When a question from the audience asked how the trucking industry views the intermodal port, Lafevers said that five years ago, they went before a state Senate Committee hearing on the port and a representative from the Georgia Motor Trucking Association was there in support of the project.

“Trucks dispatched to Savannah can often face gate waits of four or five hours and the same wait to get back out. That’s a day wasted sitting over there. Send that same truck to Cordele, and he’s in and out in 30 minutes.

“As this thing grows and develops it really creates another opportunity for trucks.”

How will Sumter County draw industry and jobs from something in Cordele?

Lafevers compares it to an earthquake epicenter which radiates energy out in rings.

“Cordele will be the hot spot for those people who are high volume,  rapid speed users of the port. Those folks will want to be as close to the facility as they can possibly be, but that doesn’t mean that everybody who comes in there needs to be sitting in the back yard.

“What I told the folks in Sumter County here who cut the deals and try to run people down, there’s a lot of cases that if they have a choice between Cordele-Crisp County and Sumter County, it’ll really come down to whoever makes them a better deal because it’s not imperative that they’re sitting right in there.”

Lafevers looks forward to the future.

“As this thing grows regionally, you’ll see the roll-out impact of this over time.

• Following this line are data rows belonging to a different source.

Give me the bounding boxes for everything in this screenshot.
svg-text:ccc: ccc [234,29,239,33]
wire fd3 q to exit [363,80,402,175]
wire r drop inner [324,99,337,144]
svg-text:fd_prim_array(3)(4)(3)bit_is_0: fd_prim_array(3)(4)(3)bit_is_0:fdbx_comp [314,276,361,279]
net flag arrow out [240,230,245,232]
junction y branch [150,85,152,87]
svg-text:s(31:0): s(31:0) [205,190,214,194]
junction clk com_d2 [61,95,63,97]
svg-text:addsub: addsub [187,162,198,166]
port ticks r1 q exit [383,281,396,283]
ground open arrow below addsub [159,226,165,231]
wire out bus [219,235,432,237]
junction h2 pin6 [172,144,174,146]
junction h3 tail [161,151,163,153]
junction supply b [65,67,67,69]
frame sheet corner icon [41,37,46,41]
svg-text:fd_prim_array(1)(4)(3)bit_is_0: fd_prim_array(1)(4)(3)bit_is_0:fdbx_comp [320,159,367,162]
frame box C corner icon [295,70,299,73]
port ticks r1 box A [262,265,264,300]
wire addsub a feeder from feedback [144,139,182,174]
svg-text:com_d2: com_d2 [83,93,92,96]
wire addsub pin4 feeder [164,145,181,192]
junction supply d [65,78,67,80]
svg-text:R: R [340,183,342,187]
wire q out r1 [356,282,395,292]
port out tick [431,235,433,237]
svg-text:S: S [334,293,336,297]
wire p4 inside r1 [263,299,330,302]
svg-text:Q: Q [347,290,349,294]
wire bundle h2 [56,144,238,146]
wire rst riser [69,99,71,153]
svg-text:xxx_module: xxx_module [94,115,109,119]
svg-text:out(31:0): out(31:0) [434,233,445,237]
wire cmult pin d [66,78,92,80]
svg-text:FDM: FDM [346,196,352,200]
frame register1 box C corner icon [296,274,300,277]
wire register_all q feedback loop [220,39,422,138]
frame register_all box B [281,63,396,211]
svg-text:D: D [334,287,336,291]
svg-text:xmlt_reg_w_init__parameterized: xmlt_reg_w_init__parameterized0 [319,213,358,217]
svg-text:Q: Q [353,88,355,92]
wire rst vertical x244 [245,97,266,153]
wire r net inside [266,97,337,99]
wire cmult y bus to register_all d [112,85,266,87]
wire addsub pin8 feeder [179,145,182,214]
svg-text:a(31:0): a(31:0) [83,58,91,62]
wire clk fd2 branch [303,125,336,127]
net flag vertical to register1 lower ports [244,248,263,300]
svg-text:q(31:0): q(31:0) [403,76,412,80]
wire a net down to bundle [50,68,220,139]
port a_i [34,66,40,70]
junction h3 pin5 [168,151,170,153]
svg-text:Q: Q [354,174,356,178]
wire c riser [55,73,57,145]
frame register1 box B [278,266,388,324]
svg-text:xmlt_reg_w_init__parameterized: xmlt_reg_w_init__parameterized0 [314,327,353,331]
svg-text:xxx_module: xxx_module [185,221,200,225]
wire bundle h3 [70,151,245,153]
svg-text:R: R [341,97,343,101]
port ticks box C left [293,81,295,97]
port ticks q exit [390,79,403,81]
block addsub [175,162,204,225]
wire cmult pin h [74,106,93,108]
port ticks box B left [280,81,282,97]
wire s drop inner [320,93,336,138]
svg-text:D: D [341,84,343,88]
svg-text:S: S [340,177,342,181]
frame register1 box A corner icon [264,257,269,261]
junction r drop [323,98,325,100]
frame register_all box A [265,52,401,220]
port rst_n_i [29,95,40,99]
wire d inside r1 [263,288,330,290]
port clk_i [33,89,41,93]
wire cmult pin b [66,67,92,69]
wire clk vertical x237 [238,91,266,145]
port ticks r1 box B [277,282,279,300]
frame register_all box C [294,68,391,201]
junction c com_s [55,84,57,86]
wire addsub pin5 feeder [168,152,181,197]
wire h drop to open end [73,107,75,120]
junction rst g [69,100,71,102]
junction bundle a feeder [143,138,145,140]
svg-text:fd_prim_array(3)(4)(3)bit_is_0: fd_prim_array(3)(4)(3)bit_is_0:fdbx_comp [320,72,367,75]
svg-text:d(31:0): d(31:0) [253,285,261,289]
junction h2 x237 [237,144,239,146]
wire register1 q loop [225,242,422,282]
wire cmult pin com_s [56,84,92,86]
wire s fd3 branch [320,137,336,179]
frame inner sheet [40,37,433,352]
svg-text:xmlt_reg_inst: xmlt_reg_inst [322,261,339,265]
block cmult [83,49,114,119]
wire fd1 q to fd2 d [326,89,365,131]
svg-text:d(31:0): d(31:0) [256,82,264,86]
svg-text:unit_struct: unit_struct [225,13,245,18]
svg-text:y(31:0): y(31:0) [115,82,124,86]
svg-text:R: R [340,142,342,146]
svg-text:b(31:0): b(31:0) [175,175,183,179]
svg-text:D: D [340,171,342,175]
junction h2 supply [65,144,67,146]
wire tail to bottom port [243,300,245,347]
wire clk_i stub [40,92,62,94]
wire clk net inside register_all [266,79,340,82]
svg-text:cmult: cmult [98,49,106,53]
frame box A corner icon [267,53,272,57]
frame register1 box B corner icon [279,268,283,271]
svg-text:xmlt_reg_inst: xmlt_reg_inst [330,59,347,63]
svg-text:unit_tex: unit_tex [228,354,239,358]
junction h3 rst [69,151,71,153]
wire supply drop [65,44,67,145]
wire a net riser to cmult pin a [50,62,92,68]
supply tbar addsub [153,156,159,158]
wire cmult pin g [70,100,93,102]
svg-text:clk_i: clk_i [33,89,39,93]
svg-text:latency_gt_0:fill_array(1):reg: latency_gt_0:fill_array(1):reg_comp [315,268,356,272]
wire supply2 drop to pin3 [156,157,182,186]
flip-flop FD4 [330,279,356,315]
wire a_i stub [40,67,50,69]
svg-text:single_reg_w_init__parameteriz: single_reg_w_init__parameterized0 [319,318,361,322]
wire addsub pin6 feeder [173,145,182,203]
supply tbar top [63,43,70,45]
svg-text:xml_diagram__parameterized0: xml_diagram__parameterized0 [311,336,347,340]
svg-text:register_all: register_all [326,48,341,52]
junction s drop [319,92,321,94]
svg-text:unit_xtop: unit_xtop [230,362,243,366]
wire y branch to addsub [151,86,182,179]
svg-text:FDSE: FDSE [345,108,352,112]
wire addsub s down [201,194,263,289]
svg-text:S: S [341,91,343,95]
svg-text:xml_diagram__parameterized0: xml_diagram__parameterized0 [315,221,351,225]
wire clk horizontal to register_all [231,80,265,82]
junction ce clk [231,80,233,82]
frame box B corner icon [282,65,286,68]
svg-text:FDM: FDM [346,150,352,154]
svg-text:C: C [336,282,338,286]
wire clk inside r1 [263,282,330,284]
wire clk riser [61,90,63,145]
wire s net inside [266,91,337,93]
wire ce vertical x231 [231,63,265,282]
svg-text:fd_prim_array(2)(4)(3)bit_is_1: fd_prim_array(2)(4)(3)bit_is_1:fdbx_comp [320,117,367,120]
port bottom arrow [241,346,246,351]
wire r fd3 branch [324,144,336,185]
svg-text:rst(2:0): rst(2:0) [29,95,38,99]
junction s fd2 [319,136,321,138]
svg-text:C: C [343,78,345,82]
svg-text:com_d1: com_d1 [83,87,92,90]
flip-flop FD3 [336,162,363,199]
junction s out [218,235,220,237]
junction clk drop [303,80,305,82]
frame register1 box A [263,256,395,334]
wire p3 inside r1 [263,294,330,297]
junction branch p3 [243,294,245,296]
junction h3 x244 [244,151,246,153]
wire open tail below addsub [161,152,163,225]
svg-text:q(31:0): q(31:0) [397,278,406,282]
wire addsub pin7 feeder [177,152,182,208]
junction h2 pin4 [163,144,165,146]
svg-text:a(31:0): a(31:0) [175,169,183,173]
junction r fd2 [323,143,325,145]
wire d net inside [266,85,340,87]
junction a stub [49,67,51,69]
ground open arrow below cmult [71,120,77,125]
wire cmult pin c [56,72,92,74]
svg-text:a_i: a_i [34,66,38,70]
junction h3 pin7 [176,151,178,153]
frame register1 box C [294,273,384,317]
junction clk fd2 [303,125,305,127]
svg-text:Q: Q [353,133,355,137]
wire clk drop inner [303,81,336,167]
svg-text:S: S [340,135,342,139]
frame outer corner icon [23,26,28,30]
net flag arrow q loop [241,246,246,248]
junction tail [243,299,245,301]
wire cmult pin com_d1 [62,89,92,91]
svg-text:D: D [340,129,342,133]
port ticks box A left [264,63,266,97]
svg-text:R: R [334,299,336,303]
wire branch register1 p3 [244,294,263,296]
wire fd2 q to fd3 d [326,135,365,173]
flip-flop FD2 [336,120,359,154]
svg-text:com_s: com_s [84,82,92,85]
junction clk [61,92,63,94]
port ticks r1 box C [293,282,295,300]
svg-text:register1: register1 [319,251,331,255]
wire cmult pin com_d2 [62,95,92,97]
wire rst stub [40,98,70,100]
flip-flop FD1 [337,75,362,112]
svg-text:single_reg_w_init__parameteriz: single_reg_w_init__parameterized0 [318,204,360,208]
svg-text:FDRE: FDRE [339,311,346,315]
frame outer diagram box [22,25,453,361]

It won’t be immediate but the way to view this is that once the impetus for this area  — one year, five years, 10 years,  20 years down the road — there will be regional job growth. You start to build a better tax base in a region again, it just rolls out and spreads out. Crisp and Sumter counties have formed a joint development authority. These are great buzz words when you go looking for grants. Any time you bring in more than one entity it just makes it a whole lot easier to qualify for grant money.”

Lafevers shared data from a study done by Georgia Tech on what it takes to haul a container round-trip from Savannah into Early County versus bringing it 190 miles inland by rail ,then round tripping it off the rail head. The latter method has economic benefits.

“If you go back further east, it doesn’t work,” he said. “Once you start getting further north, even some of those counties like Carroll County, that’s probably fairly marginal savings because you’re about to bump up against all the Atlanta terminals.”

Lafevers said the Port of Savannah has the ability to tap a new market by utilizing this intermodal port facility.

“Containers that they’re currently losing to Mobile or to some other port can be worked back to Savannah with this port. Savannah has been a great help in getting this project.”

Among the intermodal port’s current customers and those they’re lining up are Mulcoa (kaolin), Big Tex Trailers in Cordele (1,500 container loads of tires each year), frozen food and refrigerated food.

“The bigger element is what we talked about in terms of economic development — there are two or three substantial companies in the pipeline who are currently looking a Crisp County-Cordele. Some of those will be hundreds of jobs. The wheels are starting to turn in that direction. There have been a lot of people frankly looking over the fence to see if this thing was going to work. It has been a little bit of an arduous situation at times to get it to the point where we are, but we are running trains now and things are going well. We’re excited to be where we are.”